Scott Bemand admitted Ireland were “a bit shell-shocked” during their 88-10 defeat to England at Twickenham but he insists they will learn from the experience.


Ireland arrived in London on a high having beaten Wales convincingly seven days ago to ignite their hopes of earning a top-three Guinness Women’s Six Nations finish and qualification for both WXV 1 and Women’s Rugby World Cup 2025.

However, in front of 48,778 fans, England wrapped up a try bonus point within 19 minutes and ended the match having crossed the Irish line 14 times.


It will be a tough defeat to take for the visitors but they must raise themselves quickly with  a pivotal match against Scotland to come in Belfast next Saturday.

“Tough day at the office,” Bemand told reporters. “But where the group was, where we’re moving towards, we’ll take our learnings.

“We said at the beginning [of the Championship] that whether we’re winning or losing, we’re learning and we genuinely mean that.

“They’re an honest group, fantastically honest, so we’ll look hard at it, and we’ve got a really big game to get excited about next week.


“So, we came up against England, who are probably the market leaders at the moment with an occasion that we’ve got to learn to play and we’ll dust ourselves down and we’ll come back better for it next week.”


Bemand believes the experience could prove beneficial for his squad in the long-term.  “At times we probably looked a bit shell-shocked,” he said.

“The age profile of this group and the experience of this group, they’ll take a massive amount of learnings from that.

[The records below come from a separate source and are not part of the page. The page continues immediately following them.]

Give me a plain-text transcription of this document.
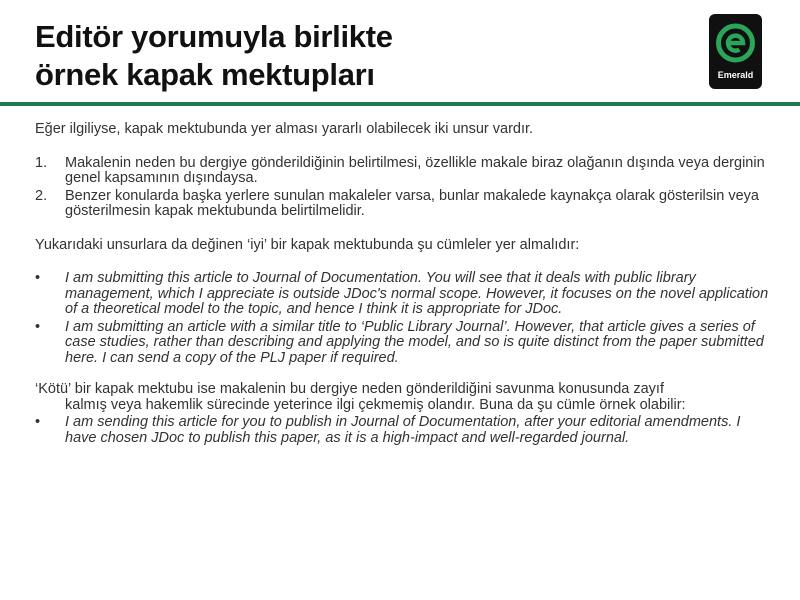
Editör yorumuyla birlikte
örnek kapak mektupları	Emerald

Eğer ilgiliyse, kapak mektubunda yer alması yararlı olabilecek iki unsur vardır.

1. Makalenin neden bu dergiye gönderildiğinin belirtilmesi, özellikle makale biraz olağanın dışında veya derginin genel kapsamının dışındaysa.
2. Benzer konularda başka yerlere sunulan makaleler varsa, bunlar makalede kaynakça olarak gösterilsin veya gösterilmesin kapak mektubunda belirtilmelidir.

Yukarıdaki unsurlara da değinen ‘iyi’ bir kapak mektubunda şu cümleler yer almalıdır:

• I am submitting this article to Journal of Documentation. You will see that it deals with public library management, which I appreciate is outside JDoc's normal scope. However, it focuses on the novel application of a theoretical model to the topic, and hence I think it is appropriate for JDoc.
• I am submitting an article with a similar title to ‘Public Library Journal’. However, that article gives a series of case studies, rather than describing and applying the model, and so is quite distinct from the paper submitted here. I can send a copy of the PLJ paper if required.

‘Kötü’ bir kapak mektubu ise makalenin bu dergiye neden gönderildiğini savunma konusunda zayıf
kalmış veya hakemlik sürecinde yeterince ilgi çekmemiş olandır. Buna da şu cümle örnek olabilir:

• I am sending this article for you to publish in Journal of Documentation, after your editorial amendments. I have chosen JDoc to publish this paper, as it is a high-impact and well-regarded journal.
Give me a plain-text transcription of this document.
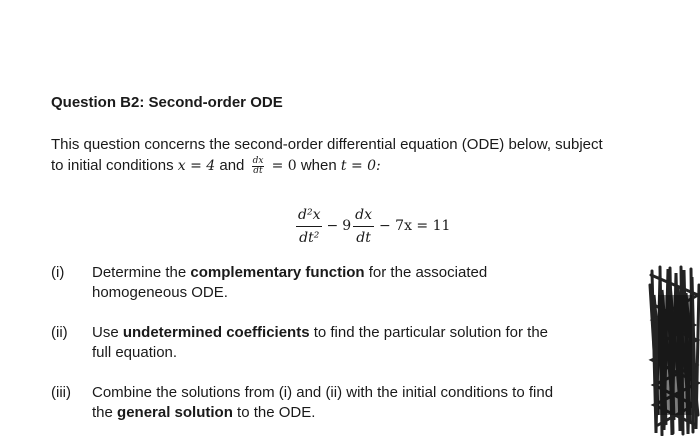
Question B2: Second-order ODE
This question concerns the second-order differential equation (ODE) below, subject
to initial conditions x = 4 and $\frac{dx}{dt} = 0$ when t = 0:
$\frac{\text{d²x}}{\text{dt²}} - 9 \frac{dx}{dt} - 7x = 11$
(i) Determine the complementary function for the associated
homogeneous ODE.
(ii) Use undetermined coefficients to find the particular solution for the
full equation.
(iii) Combine the solutions from (i) and (ii) with the initial conditions to find
the general solution to the ODE.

It’s about applying and still being confident to apply it next week against Scotland.”

Bemand added: “Now they’ve experienced it, it’s another notch, another step.

“I’ve got every confidence in their ability to learn from it and the momentum that we’d gained over a month in camp and the games previous to this doesn’t dissipate in one performance.


“We’ve got a great opportunity next week so we’ll front-foot it.”

England pulled the Irish defence apart at will at times during a blistering 80-minute performance at Twickenham.

But Bemand insisted the reasons for the Irish defeat went deeper than missed tackles. “Momentum in rugby is a thing,” he said.

“There’s a piece around breakdown, there’s a piece around fast ball and they put themselves in positions to make our tackles harder.

“So, it’s never just about the defence, it’s not just about communication, there’s pieces before that around how you gain momentum in defence and how they gained momentum in attack.

“And look they won that battle today, which made it look like we were slightly easier to break at points.

“Look, we’ve come second best today but we won’t dwell on it long. The group’s shown me enough over the past few weeks that we’ve got the ability to put our game out there.”